ACCRA, Amnesty International (AI) has urged the Government of Ghana to abolish the death penalty.

Its acting director in Ghana, Frank Doyi, said here Tuesday: “The death penalty is the ultimate denial of human rights. It is premeditated and cold-blooded killing of a human being by the State. This cruel, inhuman and degrading punishment is done in the name of justice.”

He said the death penalty violates the right to life as proclaimed in the Universal Declaration of Human rights and that Ghana’s policy on the death penalty was out of step with the rest of the world and that abolition of the death penalty would reinforce Ghana’ commitment to human rights.

Speaking during the launch of the Amnesty International Global Report: Death Sentences and Executions 2016, he said Article 13 of the 1992 Ghanaian Constitution guarantees the right to life, although the same article allows for the death penalty and that Article 3(3) provides for the mandatory death sentence for persons convicted of high treason.

“We call on the Government of Ghana to expedite action on the review of the 1992 Constitution to Amend articles 3 (3) and 13 (1) of the 1992 Constitution to remove the mandatory death sentence for persons convicted of high treason, (3(3)) and to prohibit the execution of the citizens by the State, (13(1)),” he said.

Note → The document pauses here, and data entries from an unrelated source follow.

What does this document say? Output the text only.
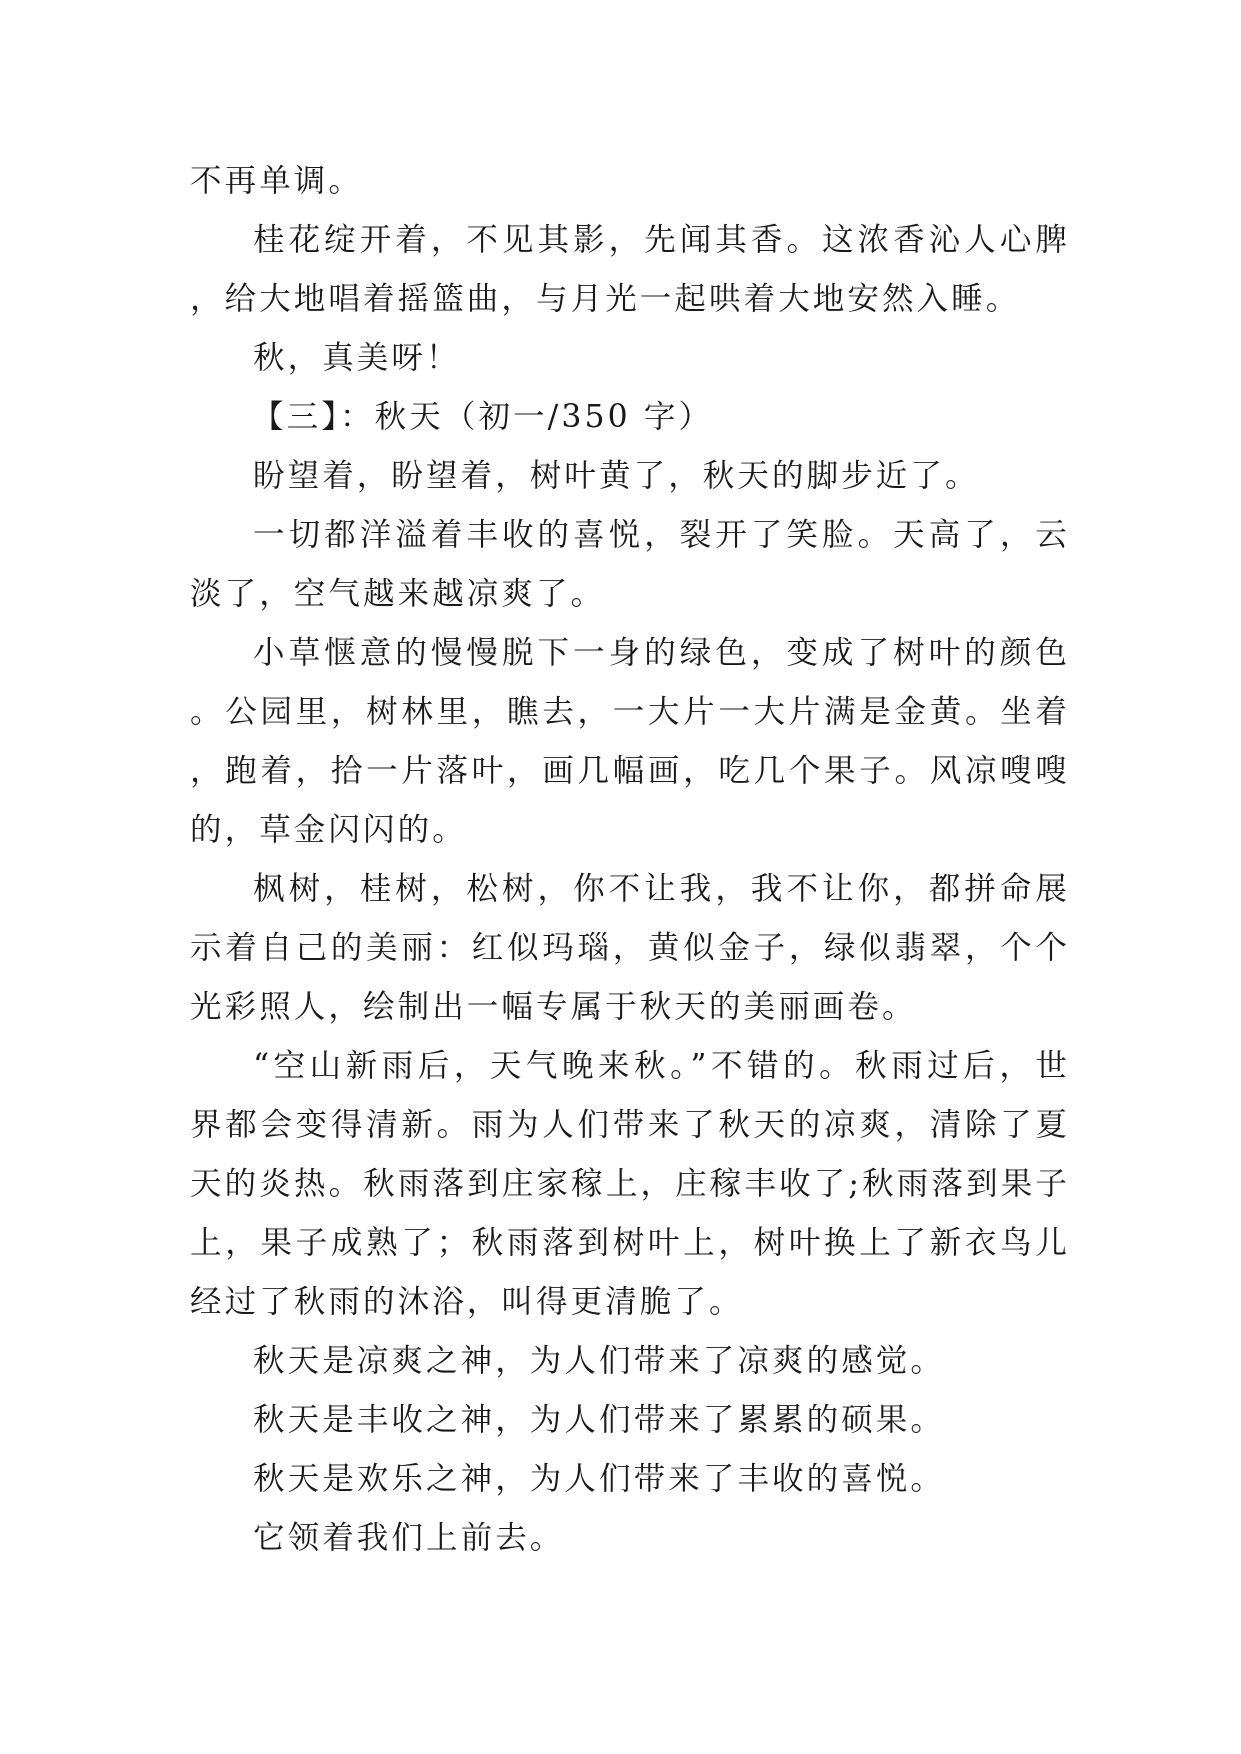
不再单调。

桂花绽开着，不见其影，先闻其香。这浓香沁人心脾，给大地唱着摇篮曲，与月光一起哄着大地安然入睡。

秋，真美呀！

【三】：秋天（初一/350 字）

盼望着，盼望着，树叶黄了，秋天的脚步近了。

一切都洋溢着丰收的喜悦，裂开了笑脸。天高了，云淡了，空气越来越凉爽了。

小草惬意的慢慢脱下一身的绿色，变成了树叶的颜色。公园里，树林里，瞧去，一大片一大片满是金黄。坐着，跑着，拾一片落叶，画几幅画，吃几个果子。风凉嗖嗖的，草金闪闪的。

枫树，桂树，松树，你不让我，我不让你，都拼命展示着自己的美丽：红似玛瑙，黄似金子，绿似翡翠，个个光彩照人，绘制出一幅专属于秋天的美丽画卷。

“空山新雨后，天气晚来秋。”不错的。秋雨过后，世界都会变得清新。雨为人们带来了秋天的凉爽，清除了夏天的炎热。秋雨落到庄家稼上，庄稼丰收了;秋雨落到果子上，果子成熟了；秋雨落到树叶上，树叶换上了新衣鸟儿经过了秋雨的沐浴，叫得更清脆了。

秋天是凉爽之神，为人们带来了凉爽的感觉。

秋天是丰收之神，为人们带来了累累的硕果。

秋天是欢乐之神，为人们带来了丰收的喜悦。

它领着我们上前去。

He noted that according to information that the Ghana Prisons Service provided to AI, no execution had been carried out in 2016, while 17 death sentences were imposed by the courts. Doyi said at the end of the year, 148 people were under sentence of death, seven of whom were foreign nationals — five Togolese, one Burkinabe and one Nigerian. Four commutations were granted and one person was exonerated.